The classic ETL process involves extracting data from the source, storing it in raw format in bucket storage, and then sequentially processing the files before loading them into an analytical database. The transformation of the raw data and loading it into ClickHouse previously took 45 to 60 minutes for 60 million records. In this post, we will explore how we utilised DuckDB to expedite the process, which now takes only 5 to 7 minutes for 60 million records.
The time taken 5 to 7 minutes is only for "TL" process(Transform using Duckdb and Load to Clickhouse) Extract depends on how fast the API responds from the data source which is not included here.

Above image shows how this works. We will take SAP as data source, it will have multiple API end points like Accounts, Customers, Vendors, Companies, Profit Centres(Cost Centres), Journal Entries, Settlements etc., Here master data which are Accounts, Customers, Vendors will be stored in Postgres because we may need it often for tagging, enriching, and adding custom permissions like which user can see which line items. Journal entries count will be huge So we are saving it in bucket storage(S3).
Extract
Download data from the source and then save it to S3, partitioned by date or you can also use Hive and store it in Parquet format.

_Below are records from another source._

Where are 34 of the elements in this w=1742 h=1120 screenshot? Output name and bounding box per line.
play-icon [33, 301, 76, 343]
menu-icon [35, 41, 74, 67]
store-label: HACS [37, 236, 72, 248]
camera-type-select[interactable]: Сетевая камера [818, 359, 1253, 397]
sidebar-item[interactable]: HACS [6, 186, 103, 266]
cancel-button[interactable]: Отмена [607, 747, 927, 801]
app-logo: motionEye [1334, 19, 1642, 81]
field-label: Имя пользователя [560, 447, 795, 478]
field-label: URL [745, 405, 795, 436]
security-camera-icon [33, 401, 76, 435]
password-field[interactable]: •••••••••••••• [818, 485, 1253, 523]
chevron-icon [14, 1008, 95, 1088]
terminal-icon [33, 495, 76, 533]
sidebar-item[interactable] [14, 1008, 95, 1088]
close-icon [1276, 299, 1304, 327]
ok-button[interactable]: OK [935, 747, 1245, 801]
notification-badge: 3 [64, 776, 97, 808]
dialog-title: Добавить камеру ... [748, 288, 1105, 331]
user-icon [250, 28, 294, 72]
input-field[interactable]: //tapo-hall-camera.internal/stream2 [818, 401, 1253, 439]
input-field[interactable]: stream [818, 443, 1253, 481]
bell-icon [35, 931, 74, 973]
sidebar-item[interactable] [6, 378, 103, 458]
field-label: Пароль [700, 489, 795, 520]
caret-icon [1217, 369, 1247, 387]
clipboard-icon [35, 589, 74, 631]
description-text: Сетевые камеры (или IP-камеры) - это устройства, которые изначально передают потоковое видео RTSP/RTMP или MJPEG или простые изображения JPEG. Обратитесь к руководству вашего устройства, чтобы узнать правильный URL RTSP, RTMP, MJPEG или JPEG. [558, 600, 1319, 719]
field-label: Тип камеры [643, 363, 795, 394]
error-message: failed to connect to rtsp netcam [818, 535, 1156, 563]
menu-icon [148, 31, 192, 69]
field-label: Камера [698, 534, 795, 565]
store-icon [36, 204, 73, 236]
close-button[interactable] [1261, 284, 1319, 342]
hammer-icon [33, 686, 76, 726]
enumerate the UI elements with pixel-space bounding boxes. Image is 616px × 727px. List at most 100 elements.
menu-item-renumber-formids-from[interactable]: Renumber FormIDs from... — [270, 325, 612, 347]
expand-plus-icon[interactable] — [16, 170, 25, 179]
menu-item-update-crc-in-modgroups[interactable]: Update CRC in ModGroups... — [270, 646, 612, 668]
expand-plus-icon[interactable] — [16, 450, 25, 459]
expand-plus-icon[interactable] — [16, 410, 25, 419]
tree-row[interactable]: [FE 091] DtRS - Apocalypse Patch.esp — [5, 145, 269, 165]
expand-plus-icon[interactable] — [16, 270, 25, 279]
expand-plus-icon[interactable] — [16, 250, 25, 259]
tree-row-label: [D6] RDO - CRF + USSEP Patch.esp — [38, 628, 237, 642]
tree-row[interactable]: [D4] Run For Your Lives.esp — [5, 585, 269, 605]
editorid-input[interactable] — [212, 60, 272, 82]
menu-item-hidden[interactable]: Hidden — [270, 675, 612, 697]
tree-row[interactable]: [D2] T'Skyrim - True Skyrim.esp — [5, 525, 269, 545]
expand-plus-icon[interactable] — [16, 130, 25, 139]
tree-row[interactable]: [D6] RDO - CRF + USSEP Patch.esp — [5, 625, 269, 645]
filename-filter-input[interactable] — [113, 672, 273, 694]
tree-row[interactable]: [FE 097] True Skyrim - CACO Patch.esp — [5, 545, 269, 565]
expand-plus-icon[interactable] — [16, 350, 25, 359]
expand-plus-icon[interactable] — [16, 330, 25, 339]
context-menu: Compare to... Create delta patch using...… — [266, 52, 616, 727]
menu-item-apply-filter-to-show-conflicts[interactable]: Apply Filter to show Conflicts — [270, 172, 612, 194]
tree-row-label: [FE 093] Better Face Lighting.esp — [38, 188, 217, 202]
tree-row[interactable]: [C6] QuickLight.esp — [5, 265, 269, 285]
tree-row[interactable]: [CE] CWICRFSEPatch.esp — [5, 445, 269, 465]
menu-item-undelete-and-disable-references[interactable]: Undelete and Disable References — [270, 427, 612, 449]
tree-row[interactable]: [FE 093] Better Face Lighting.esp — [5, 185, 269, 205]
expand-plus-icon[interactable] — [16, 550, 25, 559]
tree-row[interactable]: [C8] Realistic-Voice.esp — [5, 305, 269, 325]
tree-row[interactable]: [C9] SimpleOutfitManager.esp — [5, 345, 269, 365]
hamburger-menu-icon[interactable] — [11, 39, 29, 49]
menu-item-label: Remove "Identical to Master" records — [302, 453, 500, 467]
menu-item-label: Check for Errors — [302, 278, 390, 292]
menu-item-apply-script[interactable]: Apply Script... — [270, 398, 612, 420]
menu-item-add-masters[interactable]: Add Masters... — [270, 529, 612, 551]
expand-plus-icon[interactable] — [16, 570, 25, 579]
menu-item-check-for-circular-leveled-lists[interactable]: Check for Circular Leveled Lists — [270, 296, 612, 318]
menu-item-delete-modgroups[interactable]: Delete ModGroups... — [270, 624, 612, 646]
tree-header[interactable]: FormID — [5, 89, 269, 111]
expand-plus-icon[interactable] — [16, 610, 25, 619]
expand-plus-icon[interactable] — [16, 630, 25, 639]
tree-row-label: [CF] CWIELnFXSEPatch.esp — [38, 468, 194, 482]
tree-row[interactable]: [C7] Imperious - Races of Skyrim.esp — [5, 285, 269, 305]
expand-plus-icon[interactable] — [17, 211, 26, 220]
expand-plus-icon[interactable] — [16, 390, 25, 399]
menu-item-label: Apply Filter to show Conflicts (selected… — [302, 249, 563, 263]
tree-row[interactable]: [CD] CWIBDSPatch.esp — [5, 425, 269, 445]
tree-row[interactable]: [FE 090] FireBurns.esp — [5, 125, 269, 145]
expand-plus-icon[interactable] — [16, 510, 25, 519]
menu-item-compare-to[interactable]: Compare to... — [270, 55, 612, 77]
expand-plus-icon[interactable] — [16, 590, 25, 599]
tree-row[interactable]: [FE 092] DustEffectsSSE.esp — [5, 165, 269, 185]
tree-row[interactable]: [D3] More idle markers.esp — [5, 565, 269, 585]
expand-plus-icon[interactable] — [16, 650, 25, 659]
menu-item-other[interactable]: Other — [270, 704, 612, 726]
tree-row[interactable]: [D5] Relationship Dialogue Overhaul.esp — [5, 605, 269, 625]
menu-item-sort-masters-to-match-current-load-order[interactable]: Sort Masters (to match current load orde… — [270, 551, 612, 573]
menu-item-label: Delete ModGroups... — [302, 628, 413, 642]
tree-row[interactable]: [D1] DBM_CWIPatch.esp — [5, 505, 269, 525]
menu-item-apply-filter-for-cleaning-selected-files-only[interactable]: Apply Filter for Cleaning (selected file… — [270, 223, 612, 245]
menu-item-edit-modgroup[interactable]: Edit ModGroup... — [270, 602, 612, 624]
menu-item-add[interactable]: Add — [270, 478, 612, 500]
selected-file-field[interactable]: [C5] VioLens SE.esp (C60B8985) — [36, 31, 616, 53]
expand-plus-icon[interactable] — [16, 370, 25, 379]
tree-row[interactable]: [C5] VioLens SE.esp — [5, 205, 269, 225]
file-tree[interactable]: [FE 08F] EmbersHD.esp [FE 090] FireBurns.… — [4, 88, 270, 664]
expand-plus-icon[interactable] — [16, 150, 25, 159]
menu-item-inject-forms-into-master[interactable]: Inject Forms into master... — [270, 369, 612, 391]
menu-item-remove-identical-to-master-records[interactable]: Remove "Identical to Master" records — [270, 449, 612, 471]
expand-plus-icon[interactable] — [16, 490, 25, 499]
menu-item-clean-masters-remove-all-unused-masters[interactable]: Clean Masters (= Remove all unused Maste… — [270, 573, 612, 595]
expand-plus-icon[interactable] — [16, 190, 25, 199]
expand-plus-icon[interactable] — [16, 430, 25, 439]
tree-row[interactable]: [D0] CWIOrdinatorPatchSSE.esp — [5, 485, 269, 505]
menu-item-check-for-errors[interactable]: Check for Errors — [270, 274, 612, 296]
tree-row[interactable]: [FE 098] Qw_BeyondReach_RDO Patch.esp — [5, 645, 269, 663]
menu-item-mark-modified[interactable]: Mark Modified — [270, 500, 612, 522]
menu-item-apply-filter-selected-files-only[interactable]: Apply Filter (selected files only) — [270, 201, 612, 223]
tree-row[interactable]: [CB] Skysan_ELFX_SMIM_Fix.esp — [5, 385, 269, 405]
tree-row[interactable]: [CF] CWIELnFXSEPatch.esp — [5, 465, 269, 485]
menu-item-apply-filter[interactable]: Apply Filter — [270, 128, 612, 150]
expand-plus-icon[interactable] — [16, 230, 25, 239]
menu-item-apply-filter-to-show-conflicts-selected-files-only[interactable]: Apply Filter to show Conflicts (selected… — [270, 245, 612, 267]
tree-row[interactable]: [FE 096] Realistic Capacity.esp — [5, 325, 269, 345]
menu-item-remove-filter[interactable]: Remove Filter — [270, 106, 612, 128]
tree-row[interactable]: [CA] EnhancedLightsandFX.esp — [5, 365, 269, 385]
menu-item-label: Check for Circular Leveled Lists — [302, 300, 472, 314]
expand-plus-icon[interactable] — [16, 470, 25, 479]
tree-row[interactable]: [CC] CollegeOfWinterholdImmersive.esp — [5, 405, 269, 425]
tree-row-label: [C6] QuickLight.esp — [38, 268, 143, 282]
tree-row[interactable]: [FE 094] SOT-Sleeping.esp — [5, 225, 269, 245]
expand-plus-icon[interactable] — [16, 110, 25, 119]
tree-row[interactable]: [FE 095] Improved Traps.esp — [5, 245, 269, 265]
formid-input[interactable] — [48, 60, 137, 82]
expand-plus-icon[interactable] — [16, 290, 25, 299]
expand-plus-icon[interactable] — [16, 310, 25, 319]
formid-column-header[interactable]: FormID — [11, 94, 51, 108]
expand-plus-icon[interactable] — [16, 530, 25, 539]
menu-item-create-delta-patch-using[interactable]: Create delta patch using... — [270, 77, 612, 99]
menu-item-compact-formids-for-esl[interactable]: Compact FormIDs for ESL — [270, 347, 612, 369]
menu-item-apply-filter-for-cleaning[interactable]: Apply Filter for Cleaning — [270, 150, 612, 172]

tenant_name/source_documents
├── journal_entries
│ ├── 2025-03-21-rand_string.parquet
│ ├── 2025-03-22-rand_string.parquet
│ ├── 2025-03-23-rand_string.parquet
│ ├── 2025-03-24-rand_string.parquet
│ └── ...
├── settlements
│ ├── 2025-03-21-rand_string.parquet
│ ├── 2025-03-22-rand_string.parquet
│ ├── 2025-03-23-rand_string.parquet
│ ├── 2025-03-24-rand_string.parquet
│ └── ...
Transform
The transformation step is the stage where the data is enriched into a format that’s useful for analytics.
The raw data consists of journal entries from an organization; however, it doesn’t contain all the necessary details. For example, it may include only a party_id without additional information such as the party name, party type, or relevant tags this supplementary information is retrieved from Postgres.
DuckDB allows us to efficiently load data from both S3 and Postgres simultaneously. Below is an example illustrating how the code would look:
For small organizations, we analyze yearly data, for medium-sized organizations, we review data semi-annually, and for large organizations, we examine monthly data to enhance performance and reduce server load, including on ClickHouse.
--- small
select * from read_parquet('s3://source_data/2025-*.parquet');
--- medium
select *
from
read_parquet(['s3://source_data/2025-2-*.parquet', 's3://source_data/2025-3-*.parquet', 's3://source_data/2025-4-*.parquet']);
--- large
select * from read_parquet('s3://source_data/2025-3-*.parquet');
DuckDB can directly save the result back to S3 using the below code
Load
Once Duckdb writes parsed data to S3 bucket, Clickhouse can read data from S3 and insert it to the desired table.
INSERT INTO
tenant_name.tenant_name_20250128192345_ledger_entries
SELECT * FROM
s3(s3_creds, url = 'https://s3.eu-west-3.amazonaws.com/tenant/parsed_docs/Y1-rand_string.parquet');
We can also do all DuckDB process(Transform) directly in Clickhouse, but it is 3X slower than the DuckDB and we also didn't want to load our Clickhouse and our Clickhouse is managed by us, it doesn't autoscale Ram and CPU. But background workers are auto scalable based on the tenant configuration, So we used DuckDB. chDB is also as good as DuckDB but some features are in development phase, we may have to try it out in future and other choice to try out is Limbo.
Our Clickhouse is 4core(8vCPU) & 72GB RAM and DuckDB processing server is 2Core(4vCPU) & 32GB Ram N2D machine.
All of this is done in Ruby on Rails thanks to the Rails team, along with the authors of the DuckDB gem and ClickHouse gem, which have collectively elevated our application to the next level.
Limitations
In DuckDB we were not able to use window functions if data is more than 20million records. It requires more CPU, RAM and storage.